GPT-4 launched in March 2023 with benchmark results showing performance above human averages on the bar exam, AP exams, and SAT. The numbers were widely cited. The interpretation requires more care than the headlines suggested.

What the benchmarks tested

The bar exam performance, 90th percentile among humans, was on the Uniform Bar Exam, which tests legal knowledge and reasoning across multiple choice, short answer, and essay components. GPT-4 did not pass the bar because it does not have a law degree: it produced outputs on a standardised test that scored above the threshold for passing. This is a meaningful capability demonstration. It is not the same as legal expertise in practice.

The Goodhart's law problem

Goodhart's Law: when a measure becomes a target, it ceases to be a good measure. AI models trained to perform well on specific benchmarks improve on those benchmarks, but benchmark performance does not always generalise to real-world capability. Models fine-tuned on similar examples to a benchmark can score highly without having the underlying reasoning the benchmark is intended to measure. Interpreting benchmark scores requires understanding what the benchmark actually tests and how similar the test distribution is to your actual use case.

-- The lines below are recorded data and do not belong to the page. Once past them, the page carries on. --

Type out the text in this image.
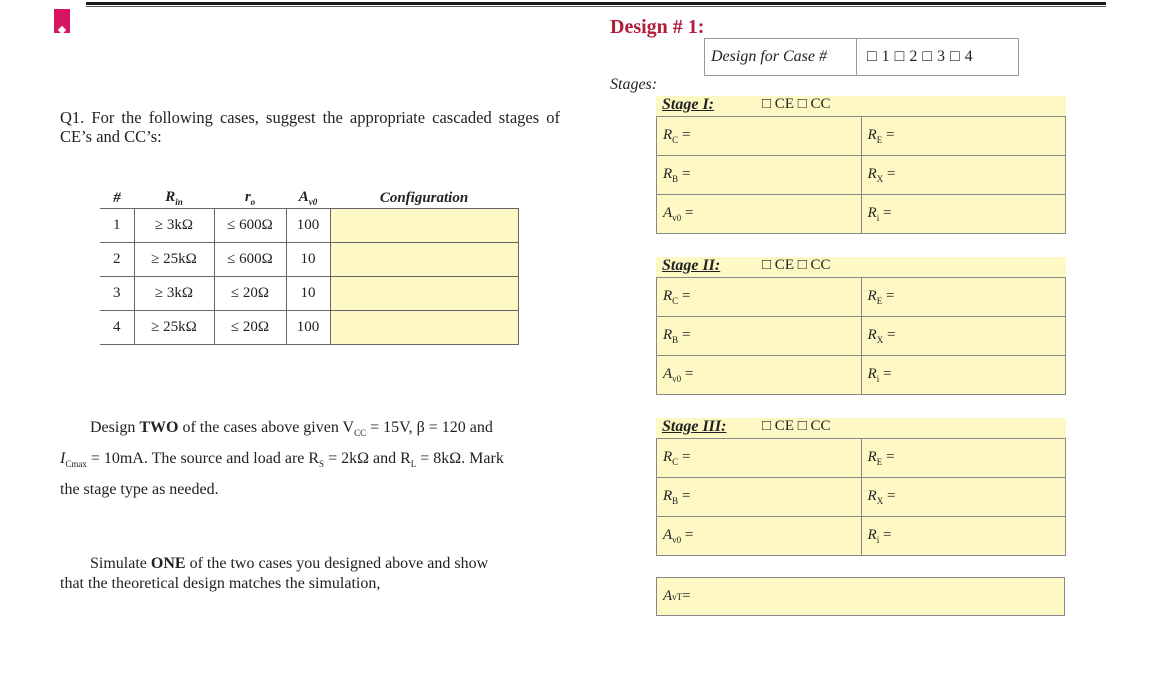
Q1. For the following cases, suggest the appropriate cascaded stages of CE’s and CC’s:
#	$R_{in}$	$r_o$	$A_{v0}$	Configuration
1	≥ 3kΩ	≤ 600Ω	100	
2	≥ 25kΩ	≤ 600Ω	10	
3	≥ 3kΩ	≤ 20Ω	10	
4	≥ 25kΩ	≤ 20Ω	100	
Design TWO of the cases above given $V_{CC} = 15V$, β = 120 and
$I_{Cmax} = 10mA$. The source and load are $R_S = 2k\Omega$ and $R_L = 8k\Omega$. Mark
the stage type as needed.
Simulate ONE of the two cases you designed above and show
that the theoretical design matches the simulation,
Design # 1:
Design for Case #	□ 1 □ 2 □ 3 □ 4
Stages:
Stage I:	□ CE □ CC
$R_C$ =	$R_E$ =
$R_B$ =	$R_X$ =
$A_{v0}$ =	$R_i$ =
Stage II:	□ CE □ CC
$R_C$ =	$R_E$ =
$R_B$ =	$R_X$ =
$A_{v0}$ =	$R_i$ =
Stage III: □ CE □ CC
$R_C$ =	$R_E$ =
$R_B$ =	$R_X$ =
$A_{v0}$ =	$R_i$ =
A vT =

What GPT-4 is actually better at

In practice, GPT-4's improvement over GPT-3.5 is most pronounced in: complex multi-step reasoning, following nuanced instructions across long contexts, code generation for non-trivial tasks, and maintaining consistent persona across a conversation. These improvements are real and impactful for application builders. They are better captured by testing GPT-4 on your actual task than by reading the bar exam score.

The implication for enterprise evaluation

The right benchmark for your enterprise AI application is your actual task, evaluated against your actual quality criteria, on a sample of real inputs. Published benchmarks are useful for initial model selection. They are not a substitute for task-specific evaluation before production deployment.